Please note: This workshop was originally scheduled for Tuesday, 3/21 at 1:00 to 4:00pm. Due to a power outage in Barrows Hall, it has been rescheduled for Thursday, 4/6 at 1:00 to 4:00pm. If you plan to attend this make-up session, please take a moment to complete a separate registration using the "Register for this training" button at the bottom of the page.
Data are the foundations of the social and biological sciences. Familiarizing yourself with a programming language can help you better understand the roles that data play in your field. Learn to develop and train your data skills at the free D-Lab R workshops!
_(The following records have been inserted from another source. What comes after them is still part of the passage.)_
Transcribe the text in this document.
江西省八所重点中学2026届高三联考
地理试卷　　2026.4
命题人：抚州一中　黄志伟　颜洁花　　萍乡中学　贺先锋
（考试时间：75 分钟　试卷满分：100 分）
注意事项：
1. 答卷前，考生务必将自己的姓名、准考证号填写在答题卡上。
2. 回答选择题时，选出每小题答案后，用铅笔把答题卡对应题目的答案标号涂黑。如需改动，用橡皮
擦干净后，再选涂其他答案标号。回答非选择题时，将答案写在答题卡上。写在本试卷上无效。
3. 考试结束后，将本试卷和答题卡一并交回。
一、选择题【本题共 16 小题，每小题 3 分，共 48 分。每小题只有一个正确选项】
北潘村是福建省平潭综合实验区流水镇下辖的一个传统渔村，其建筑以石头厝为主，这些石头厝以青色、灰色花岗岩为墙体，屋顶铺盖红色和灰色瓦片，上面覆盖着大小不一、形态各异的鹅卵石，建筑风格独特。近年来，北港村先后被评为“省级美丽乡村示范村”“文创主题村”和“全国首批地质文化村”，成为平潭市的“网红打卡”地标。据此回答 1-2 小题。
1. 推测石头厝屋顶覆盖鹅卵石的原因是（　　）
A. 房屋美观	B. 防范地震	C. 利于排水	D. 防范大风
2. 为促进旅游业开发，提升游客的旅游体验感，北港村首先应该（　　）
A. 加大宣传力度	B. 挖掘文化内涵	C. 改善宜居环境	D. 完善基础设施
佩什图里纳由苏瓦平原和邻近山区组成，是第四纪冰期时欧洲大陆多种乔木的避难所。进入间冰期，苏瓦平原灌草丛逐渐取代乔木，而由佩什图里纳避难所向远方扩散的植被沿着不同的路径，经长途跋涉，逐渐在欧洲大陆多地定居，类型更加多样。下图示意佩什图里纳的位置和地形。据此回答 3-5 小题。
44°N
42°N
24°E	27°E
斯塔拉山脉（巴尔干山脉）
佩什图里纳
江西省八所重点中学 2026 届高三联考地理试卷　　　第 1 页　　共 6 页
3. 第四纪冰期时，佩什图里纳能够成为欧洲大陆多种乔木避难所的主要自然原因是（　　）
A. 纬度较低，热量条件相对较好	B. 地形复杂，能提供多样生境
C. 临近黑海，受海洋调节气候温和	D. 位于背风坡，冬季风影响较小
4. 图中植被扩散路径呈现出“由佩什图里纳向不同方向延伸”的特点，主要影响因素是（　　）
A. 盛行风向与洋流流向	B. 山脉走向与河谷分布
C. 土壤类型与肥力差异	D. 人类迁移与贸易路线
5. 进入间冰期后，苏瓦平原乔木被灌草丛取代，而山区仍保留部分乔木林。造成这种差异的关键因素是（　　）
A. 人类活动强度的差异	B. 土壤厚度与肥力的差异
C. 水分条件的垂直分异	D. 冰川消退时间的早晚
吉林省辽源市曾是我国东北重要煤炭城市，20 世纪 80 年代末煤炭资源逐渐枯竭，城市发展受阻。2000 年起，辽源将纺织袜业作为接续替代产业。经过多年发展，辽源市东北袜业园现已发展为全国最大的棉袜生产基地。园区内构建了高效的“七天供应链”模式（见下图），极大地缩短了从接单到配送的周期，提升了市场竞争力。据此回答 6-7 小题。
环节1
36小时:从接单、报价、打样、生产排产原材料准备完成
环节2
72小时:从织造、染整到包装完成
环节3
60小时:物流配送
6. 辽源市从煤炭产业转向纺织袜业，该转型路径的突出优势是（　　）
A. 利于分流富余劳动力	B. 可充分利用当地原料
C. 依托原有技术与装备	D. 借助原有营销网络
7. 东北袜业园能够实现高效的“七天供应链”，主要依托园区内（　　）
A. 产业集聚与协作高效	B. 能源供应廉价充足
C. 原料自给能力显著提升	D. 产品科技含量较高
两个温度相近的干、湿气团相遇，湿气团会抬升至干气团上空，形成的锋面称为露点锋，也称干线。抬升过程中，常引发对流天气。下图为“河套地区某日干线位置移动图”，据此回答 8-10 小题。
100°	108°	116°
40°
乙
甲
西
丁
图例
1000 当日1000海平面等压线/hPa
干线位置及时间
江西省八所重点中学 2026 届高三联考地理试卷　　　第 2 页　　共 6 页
The R FUN!damentals workshop is a four-part introductory series that will teach you R from scratch with clear introductions, concise examples, and support documents. You will learn how to download and install the open-sourced R Studio software, import, export, manipulate, and visualize data, and learn to write shorthand functions of your code. After completion of this workshop you will have a foundational understanding to create, organize, and utilize workflows for your personal research.
Each of the four parts is divided into a lecture-style format interrupted by short breaks, challenge problems, and discussions. Instructors and TAs are dedicated to engaging you in the classroom and answering questions in plain language. No prior experience or background knowledge is required, except we recommend that you enroll in D-Lab’s Programming FUN!damentals workshop if you are unfamiliar with the command line.
Intermediate workshops teach data subsetting, reshaping, and visualization, creating markdown and interactive .HTML files, dimension reduction techniques, and function writing. Advanced workshops emphasize machine learning algorithm creation and implementation in the semi-canned ‘caret’, ‘SuperLearner’, and ‘H2O’ software libraries. Intermediate and advanced workshops require completion of R FUN!damentals Parts 1 through 4 or equivalent knowledge.
Part 4: For-loops and Functions
Students will learn how to write for-loops and functions in R. You will learn how to personalize functions via control structures such as ‘if’ and ‘else’. These learning objectives will be exemplified through introduction to the construction and graphical representation of Monte Carlo resampling simulations.
Knowledge requirements: R Fundamentals 1, 2, and 3 or equivalent
Registration note: To participate in multiple parts of this series, please be sure to register for each day separately.